Bias Variance Tradeoff

After applying a model to a problem, a natural thought is to wonder if our models are any good. One way to look at this is to check how it would do in many different situations, aka expected generalization error. We want our model to accurately predict outcomes for previously unseen data, not just the data that we’ve already received. We will first focus on the bias-variance tradeoff.

When I think of someone who is biased, I picture someone who doesn’t care to learn details and just generalizes without a second thought. When viewing a high biased algorithm, we look at one that doesn’t focus on the tiny details and just wants to get a general idea. Since we are not learning much from the data, we are underfitting the data because we do not use enough information. Another way of saying this is that it provides too simple a solution for a problem. In the example below we use a straight line when the data follows a curve.

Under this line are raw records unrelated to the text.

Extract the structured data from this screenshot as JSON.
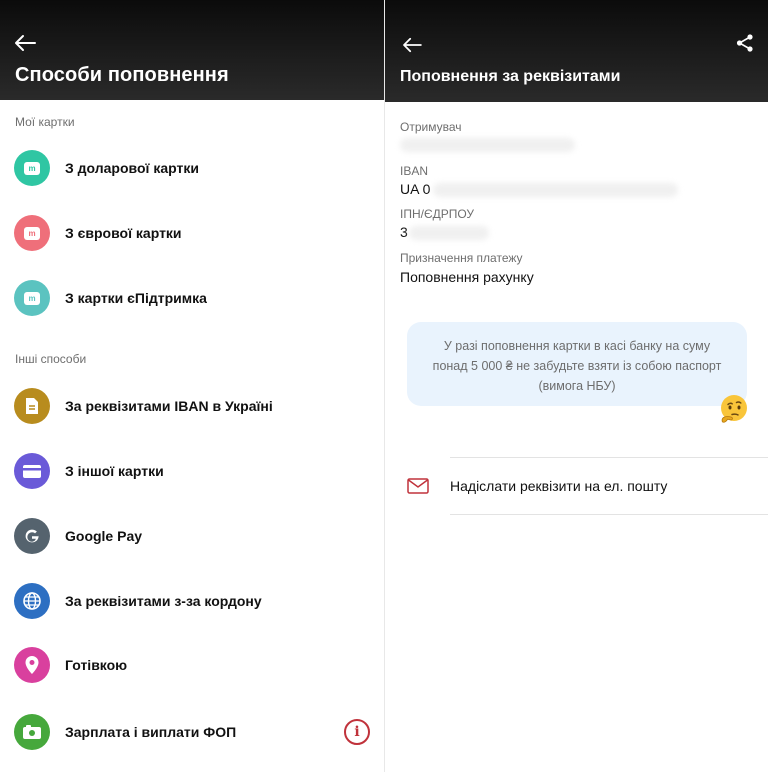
{
  "left": {
    "header": {
      "title": "Способи поповнення"
    },
    "my_cards": {
      "section_label": "Мої картки",
      "items": [
        {
          "label": "З доларової картки",
          "icon": "mono-card-icon",
          "badge": "m",
          "color": "#2fc6a3"
        },
        {
          "label": "З єврової картки",
          "icon": "mono-card-icon",
          "badge": "m",
          "color": "#ef6f7a"
        },
        {
          "label": "З картки єПідтримка",
          "icon": "mono-card-icon",
          "badge": "m",
          "color": "#5bc3c0"
        }
      ]
    },
    "other_methods": {
      "section_label": "Інші способи",
      "items": [
        {
          "label": "За реквізитами IBAN в Україні",
          "icon": "document-icon",
          "color": "#b88c1e"
        },
        {
          "label": "З іншої картки",
          "icon": "card-icon",
          "color": "#6a5ad8"
        },
        {
          "label": "Google Pay",
          "icon": "google-icon",
          "color": "#55636e"
        },
        {
          "label": "За реквізитами з-за кордону",
          "icon": "globe-icon",
          "color": "#2d6fc2"
        },
        {
          "label": "Готівкою",
          "icon": "location-pin-icon",
          "color": "#d9409e"
        },
        {
          "label": "Зарплата і виплати ФОП",
          "icon": "camera-icon",
          "color": "#46a83c"
        }
      ]
    },
    "info_symbol": "i"
  },
  "right": {
    "header": {
      "title": "Поповнення за реквізитами"
    },
    "recipient": {
      "label": "Отримувач"
    },
    "iban": {
      "label": "IBAN",
      "value": "UA 0"
    },
    "tax_id": {
      "label": "ІПН/ЄДРПОУ",
      "value": "3"
    },
    "purpose": {
      "label": "Призначення платежу",
      "value": "Поповнення рахунку"
    },
    "notice": "У разі поповнення картки в касі банку на суму понад 5 000 ₴ не забудьте взяти із собою паспорт (вимога НБУ)",
    "email_action": "Надіслати реквізити на ел. пошту",
    "colors": {
      "accent": "#c0323b",
      "notice_bg": "#e9f3fd"
    }
  }
}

On the other end of the spectrum, we observe high variance. When I first learned about variance in 8th grade, it was always in respect to standard deviation and that the square root of a variance is standard deviation. Also, make sure standard deviation is not too large. In terms of models we also want it to stay as small as possible. Following the example of the high bias person, a high variance person would be someone who focuses too much on insignificant details and don’t see the bigger picture. In the example above, the high variance model does not have a good way of generalizing for future unseen data.

Ideally, we want a model that has low bias and low variance. In the chart with the targets, we observe high variance as having a wide range and high bias as being inaccurate. Having a high bias, low variance model leads to a small cluster, but does not hit the target. A low bias, high variance model is centered around the target, but the expected values are spread out.